I became the itamae of sushi. However, Jiro Ono I will never be. He’s been at it for 65 years and reckons he’s still working towards the perfection of his art. He runs a 10-seater restaurant in a subway station in Tokyo. It sounds pretty mundane, but he has three Michelin stars and charges almost US$300 per head for a meal.

The seaweed behaved itself for the first two sets of rolls. “Ha ha!” I thought, “Maki is easy-peasy.” Pick up a fistful of rice, knead it into a sausage shape, lay it on the seaweed. Simple. Carefully layer avocado on top of the rice. Simple. Gently place strips of tuna on top of the avocado. Simple.

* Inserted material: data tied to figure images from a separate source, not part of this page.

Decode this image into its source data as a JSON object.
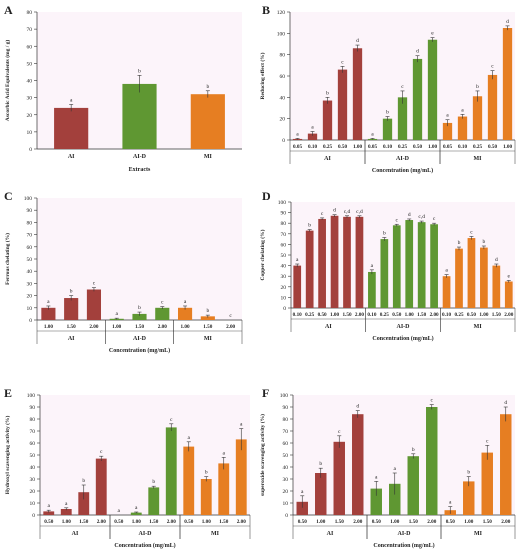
{
  "colors": {
    "AI": "#a3403c",
    "AI-D": "#5f9732",
    "MI": "#e67e22",
    "background_tint": "#f6dff0",
    "axis": "#333333"
  },
  "chart_data": [
    {
      "panel": "A",
      "type": "bar",
      "ylabel": "Ascorbic Acid Equivalents (mg / g)",
      "xlabel": "Extracts",
      "ylim": [
        0,
        80
      ],
      "yticks": [
        0,
        10,
        20,
        30,
        40,
        50,
        60,
        70,
        80
      ],
      "groups": [
        {
          "name": "AI",
          "bars": [
            {
              "x": "AI",
              "y": 24,
              "err": 2,
              "letter": "a"
            }
          ]
        },
        {
          "name": "AI-D",
          "bars": [
            {
              "x": "AI-D",
              "y": 38,
              "err": 5,
              "letter": "b"
            }
          ]
        },
        {
          "name": "MI",
          "bars": [
            {
              "x": "MI",
              "y": 32,
              "err": 2,
              "letter": "b"
            }
          ]
        }
      ]
    },
    {
      "panel": "B",
      "type": "bar",
      "ylabel": "Reducing effect (%)",
      "xlabel": "Concentration (mg/mL)",
      "ylim": [
        0,
        120
      ],
      "yticks": [
        0,
        20,
        40,
        60,
        80,
        100,
        120
      ],
      "groups": [
        {
          "name": "AI",
          "bars": [
            {
              "x": "0.05",
              "y": 1,
              "err": 0.5,
              "letter": "a"
            },
            {
              "x": "0.10",
              "y": 6,
              "err": 2,
              "letter": "a"
            },
            {
              "x": "0.25",
              "y": 37,
              "err": 3,
              "letter": "b"
            },
            {
              "x": "0.50",
              "y": 66,
              "err": 3,
              "letter": "c"
            },
            {
              "x": "1.00",
              "y": 86,
              "err": 3,
              "letter": "d"
            }
          ]
        },
        {
          "name": "AI-D",
          "bars": [
            {
              "x": "0.05",
              "y": 1,
              "err": 0.5,
              "letter": "a"
            },
            {
              "x": "0.10",
              "y": 20,
              "err": 2,
              "letter": "b"
            },
            {
              "x": "0.25",
              "y": 40,
              "err": 6,
              "letter": "c"
            },
            {
              "x": "0.50",
              "y": 76,
              "err": 3,
              "letter": "d"
            },
            {
              "x": "1.00",
              "y": 94,
              "err": 2,
              "letter": "e"
            }
          ]
        },
        {
          "name": "MI",
          "bars": [
            {
              "x": "0.05",
              "y": 16,
              "err": 3,
              "letter": "a"
            },
            {
              "x": "0.10",
              "y": 22,
              "err": 2,
              "letter": "a"
            },
            {
              "x": "0.25",
              "y": 41,
              "err": 5,
              "letter": "b"
            },
            {
              "x": "0.50",
              "y": 61,
              "err": 4,
              "letter": "c"
            },
            {
              "x": "1.00",
              "y": 105,
              "err": 2,
              "letter": "d"
            }
          ]
        }
      ]
    },
    {
      "panel": "C",
      "type": "bar",
      "ylabel": "Ferrous chelating (%)",
      "xlabel": "Concentration (mg/mL)",
      "ylim": [
        0,
        100
      ],
      "yticks": [
        0,
        10,
        20,
        30,
        40,
        50,
        60,
        70,
        80,
        90,
        100
      ],
      "groups": [
        {
          "name": "AI",
          "bars": [
            {
              "x": "1.00",
              "y": 10,
              "err": 1.5,
              "letter": "a"
            },
            {
              "x": "1.50",
              "y": 18,
              "err": 2,
              "letter": "b"
            },
            {
              "x": "2.00",
              "y": 25,
              "err": 1.5,
              "letter": "c"
            }
          ]
        },
        {
          "name": "AI-D",
          "bars": [
            {
              "x": "1.00",
              "y": 1,
              "err": 0.5,
              "letter": "a"
            },
            {
              "x": "1.50",
              "y": 5,
              "err": 1.5,
              "letter": "b"
            },
            {
              "x": "2.00",
              "y": 10,
              "err": 1,
              "letter": "c"
            }
          ]
        },
        {
          "name": "MI",
          "bars": [
            {
              "x": "1.00",
              "y": 10,
              "err": 1.5,
              "letter": "a"
            },
            {
              "x": "1.50",
              "y": 3,
              "err": 1,
              "letter": "b"
            },
            {
              "x": "2.00",
              "y": 0,
              "err": 0,
              "letter": "c"
            }
          ]
        }
      ]
    },
    {
      "panel": "D",
      "type": "bar",
      "ylabel": "Copper chelating (%)",
      "xlabel": "Concentration (mg/mL)",
      "ylim": [
        0,
        100
      ],
      "yticks": [
        0,
        10,
        20,
        30,
        40,
        50,
        60,
        70,
        80,
        90,
        100
      ],
      "groups": [
        {
          "name": "AI",
          "bars": [
            {
              "x": "0.10",
              "y": 40,
              "err": 1.5,
              "letter": "a"
            },
            {
              "x": "0.25",
              "y": 73,
              "err": 1,
              "letter": "b"
            },
            {
              "x": "0.50",
              "y": 84,
              "err": 1,
              "letter": "c"
            },
            {
              "x": "1.00",
              "y": 87,
              "err": 1,
              "letter": "d"
            },
            {
              "x": "1.50",
              "y": 86,
              "err": 1,
              "letter": "c,d"
            },
            {
              "x": "2.00",
              "y": 86,
              "err": 1,
              "letter": "c,d"
            }
          ]
        },
        {
          "name": "AI-D",
          "bars": [
            {
              "x": "0.10",
              "y": 34,
              "err": 2,
              "letter": "a"
            },
            {
              "x": "0.25",
              "y": 65,
              "err": 1.5,
              "letter": "b"
            },
            {
              "x": "0.50",
              "y": 78,
              "err": 1,
              "letter": "c"
            },
            {
              "x": "1.00",
              "y": 83,
              "err": 1,
              "letter": "d"
            },
            {
              "x": "1.50",
              "y": 81,
              "err": 1,
              "letter": "c,d"
            },
            {
              "x": "2.00",
              "y": 79,
              "err": 1,
              "letter": "c"
            }
          ]
        },
        {
          "name": "MI",
          "bars": [
            {
              "x": "0.10",
              "y": 30,
              "err": 1.5,
              "letter": "a"
            },
            {
              "x": "0.25",
              "y": 56,
              "err": 1.5,
              "letter": "b"
            },
            {
              "x": "0.50",
              "y": 66,
              "err": 1.5,
              "letter": "c"
            },
            {
              "x": "1.00",
              "y": 57,
              "err": 1.5,
              "letter": "b"
            },
            {
              "x": "1.50",
              "y": 40,
              "err": 1.5,
              "letter": "d"
            },
            {
              "x": "2.00",
              "y": 25,
              "err": 1,
              "letter": "e"
            }
          ]
        }
      ]
    },
    {
      "panel": "E",
      "type": "bar",
      "ylabel": "Hydroxyl scavenging activity (%)",
      "xlabel": "Concentration (mg/mL)",
      "ylim": [
        0,
        100
      ],
      "yticks": [
        0,
        10,
        20,
        30,
        40,
        50,
        60,
        70,
        80,
        90,
        100
      ],
      "groups": [
        {
          "name": "AI",
          "bars": [
            {
              "x": "0.50",
              "y": 3,
              "err": 1,
              "letter": "a"
            },
            {
              "x": "1.00",
              "y": 5,
              "err": 1,
              "letter": "a"
            },
            {
              "x": "1.50",
              "y": 19,
              "err": 6,
              "letter": "b"
            },
            {
              "x": "2.00",
              "y": 47,
              "err": 2,
              "letter": "c"
            }
          ]
        },
        {
          "name": "AI-D",
          "bars": [
            {
              "x": "0.50",
              "y": 0,
              "err": 0,
              "letter": "a"
            },
            {
              "x": "1.00",
              "y": 2,
              "err": 0.5,
              "letter": "a"
            },
            {
              "x": "1.50",
              "y": 23,
              "err": 1,
              "letter": "b"
            },
            {
              "x": "2.00",
              "y": 73,
              "err": 3,
              "letter": "c"
            }
          ]
        },
        {
          "name": "MI",
          "bars": [
            {
              "x": "0.50",
              "y": 57,
              "err": 4,
              "letter": "a"
            },
            {
              "x": "1.00",
              "y": 30,
              "err": 2,
              "letter": "b"
            },
            {
              "x": "1.50",
              "y": 43,
              "err": 5,
              "letter": "a"
            },
            {
              "x": "2.00",
              "y": 63,
              "err": 9,
              "letter": "a"
            }
          ]
        }
      ]
    },
    {
      "panel": "F",
      "type": "bar",
      "ylabel": "superoxide scavenging activity (%)",
      "xlabel": "Concentration (mg/mL)",
      "ylim": [
        0,
        100
      ],
      "yticks": [
        0,
        10,
        20,
        30,
        40,
        50,
        60,
        70,
        80,
        90,
        100
      ],
      "groups": [
        {
          "name": "AI",
          "bars": [
            {
              "x": "0.50",
              "y": 11,
              "err": 5,
              "letter": "a"
            },
            {
              "x": "1.00",
              "y": 35,
              "err": 4,
              "letter": "b"
            },
            {
              "x": "1.50",
              "y": 61,
              "err": 5,
              "letter": "c"
            },
            {
              "x": "2.00",
              "y": 84,
              "err": 3,
              "letter": "d"
            }
          ]
        },
        {
          "name": "AI-D",
          "bars": [
            {
              "x": "0.50",
              "y": 22,
              "err": 6,
              "letter": "a"
            },
            {
              "x": "1.00",
              "y": 26,
              "err": 9,
              "letter": "a"
            },
            {
              "x": "1.50",
              "y": 49,
              "err": 2,
              "letter": "b"
            },
            {
              "x": "2.00",
              "y": 90,
              "err": 2,
              "letter": "c"
            }
          ]
        },
        {
          "name": "MI",
          "bars": [
            {
              "x": "0.50",
              "y": 4,
              "err": 3,
              "letter": "a"
            },
            {
              "x": "1.00",
              "y": 28,
              "err": 4,
              "letter": "b"
            },
            {
              "x": "1.50",
              "y": 52,
              "err": 6,
              "letter": "c"
            },
            {
              "x": "2.00",
              "y": 84,
              "err": 6,
              "letter": "d"
            }
          ]
        }
      ]
    }
  ]
}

Take the edge of the bamboo mat and roll the rectangle of seaweed so that all the ingredients are tightly bound inside. Simple. Take my knife and slice the seaweed roll into four, rather too large, bite-sized pieces. Simple.

And it was. Simple.

… for the first two sets of four maki rolls. After that, the seaweed refused to roll properly and each attempt produced a messy splodge which had to be re-crafted by hand! However, it looked pretty good on the serving plate.

Soy sauce is soy sauce. You can’t go far wrong with it, can you? The wasabi, however, was from the darker side of an evil volcano with a long-felt grudge against humanity. Martini described it as burning her ears. All in all, double yummy. Tell you about the salmon some other day.